Мы сожгли лыжи, брезентовый полог, из которого была сделана палатна, в ход пошли чемоданчики, портфели… Все прокоптились донельзя, лица, заросшие щетиной, были черны от слоя сажи. Неодолимо клонило в сон.
Когда жечь было уже нечего, Нехаев сказал:
— Теперь будем ходить, сколько хватит сил. Упал, уснул — значит, погиб.
Вертолет ломать мы еще не решались. Он был нашей надеждой на спасение. Начать его ломать — это конец.
И мы, держась друг за друга, стали ходить, как заведенные, вокруг вертолета, потеряв счет времени, ко всему безразличные, отупевшие… «Упасть бы в снег и уснуть! Упасть и уснуть! Упасть и уснуть, и будь что будет!» — вертелось назойливо в голове. Но Владимир Иванович, шедший впереди, упрямо тянул и тянул нас за собой, а Федя из последних сил подталкивал тех, кто отставал.
Мы не сразу заметили, как пошел снег. Он припорошил вертолет, головы и плечи. Пропало темное пятно, где стоял наш чум и горел когда-то костер.
— Вот и все, покроет саваном и нас, и вертолет, — прохрипел Гордеев.
— Да замолчите, вы! — насколько мог громко воскликнул Владимир Иванович. — Снег — это доброе предзнаменование. Значит — похолодало, туман начал конденсироваться, скоро прояснится. Осталось немного потерпеть. Не останавливаться! Не спать!
И мы снова поплелись друг за другом по кругу — в тысячный, а может, в стотысячный раз!
Хотя Нехаев и твердил нам: «Только не останавливаться, только не спать!» — мы все спали на ходу. Это точно, потому что все прозевали момент, когда рассеялся туман и видимость улучшилась.
Первым это заметил Юра Тимошкин.
— Смотрите — горы! — крикнул он и остановился, протирая глаза.
Остановились и мы.
Природа, словно великий художник-декоратор, наконец убрала туманный занавес, чтобы показать дело рук своих. Перед нами открылась величественная картина, которая заставила всех замереть на месте. Далеко за горизонт уходил торосистый, припудренный снежком простор Ледовитого океана.

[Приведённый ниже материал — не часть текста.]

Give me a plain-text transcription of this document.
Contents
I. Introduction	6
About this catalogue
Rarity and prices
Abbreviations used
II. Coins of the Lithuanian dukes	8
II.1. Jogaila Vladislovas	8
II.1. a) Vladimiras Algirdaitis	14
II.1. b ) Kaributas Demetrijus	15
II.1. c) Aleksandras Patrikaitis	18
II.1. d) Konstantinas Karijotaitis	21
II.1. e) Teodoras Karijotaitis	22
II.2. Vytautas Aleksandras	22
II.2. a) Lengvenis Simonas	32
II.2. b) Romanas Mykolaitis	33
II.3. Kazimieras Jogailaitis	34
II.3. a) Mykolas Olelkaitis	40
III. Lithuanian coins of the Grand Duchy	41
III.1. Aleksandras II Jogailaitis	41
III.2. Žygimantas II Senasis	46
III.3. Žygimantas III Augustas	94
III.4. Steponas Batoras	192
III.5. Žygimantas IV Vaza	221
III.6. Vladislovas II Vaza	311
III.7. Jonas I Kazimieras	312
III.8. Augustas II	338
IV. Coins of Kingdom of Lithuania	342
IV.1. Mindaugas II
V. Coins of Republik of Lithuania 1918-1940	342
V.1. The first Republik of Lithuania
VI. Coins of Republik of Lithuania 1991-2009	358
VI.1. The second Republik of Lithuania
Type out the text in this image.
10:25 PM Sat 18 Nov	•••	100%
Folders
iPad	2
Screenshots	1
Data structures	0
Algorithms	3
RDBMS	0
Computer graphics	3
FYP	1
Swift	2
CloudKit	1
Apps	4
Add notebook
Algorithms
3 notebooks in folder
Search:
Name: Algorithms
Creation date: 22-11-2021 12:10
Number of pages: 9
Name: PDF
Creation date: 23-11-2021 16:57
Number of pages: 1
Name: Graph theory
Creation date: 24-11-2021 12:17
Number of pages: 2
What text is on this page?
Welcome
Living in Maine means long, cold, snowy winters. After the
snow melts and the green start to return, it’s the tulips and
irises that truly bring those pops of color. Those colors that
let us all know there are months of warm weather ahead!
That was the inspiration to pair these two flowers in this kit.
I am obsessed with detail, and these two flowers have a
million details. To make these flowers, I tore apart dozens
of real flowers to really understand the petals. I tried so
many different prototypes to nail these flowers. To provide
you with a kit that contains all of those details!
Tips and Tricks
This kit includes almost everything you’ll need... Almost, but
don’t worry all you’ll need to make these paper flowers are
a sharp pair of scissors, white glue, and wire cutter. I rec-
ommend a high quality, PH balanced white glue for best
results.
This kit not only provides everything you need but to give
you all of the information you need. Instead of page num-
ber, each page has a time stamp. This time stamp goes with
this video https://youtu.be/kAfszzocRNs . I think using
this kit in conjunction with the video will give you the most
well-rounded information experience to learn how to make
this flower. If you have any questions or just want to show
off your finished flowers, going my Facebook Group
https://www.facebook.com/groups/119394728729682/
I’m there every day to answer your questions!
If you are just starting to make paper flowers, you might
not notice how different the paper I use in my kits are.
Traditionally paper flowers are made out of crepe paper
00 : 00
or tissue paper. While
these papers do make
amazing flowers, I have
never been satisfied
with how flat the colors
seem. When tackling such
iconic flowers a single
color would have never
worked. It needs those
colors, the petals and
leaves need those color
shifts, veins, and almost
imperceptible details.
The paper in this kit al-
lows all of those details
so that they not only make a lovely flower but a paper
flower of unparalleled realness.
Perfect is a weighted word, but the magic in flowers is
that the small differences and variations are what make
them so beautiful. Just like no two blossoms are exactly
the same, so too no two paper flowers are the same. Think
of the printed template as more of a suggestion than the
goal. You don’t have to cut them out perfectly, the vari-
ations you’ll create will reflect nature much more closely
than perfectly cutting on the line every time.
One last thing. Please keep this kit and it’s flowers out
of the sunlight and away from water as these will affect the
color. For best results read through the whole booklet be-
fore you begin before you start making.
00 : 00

Слева, за нешироким заливом, вставали горы со слизанными, сглаженными злым беспощадным ветром вершинами. На них тоже лежал чистый, свежий снег, и только на крутых откосах чернели сланцевые осыпи. Справа тянулся низменный берег, уходящий в бескрайнюю даль. Сзади — те же невысокие сопки, что и слева, за бухтой. И над всем этим — тишина…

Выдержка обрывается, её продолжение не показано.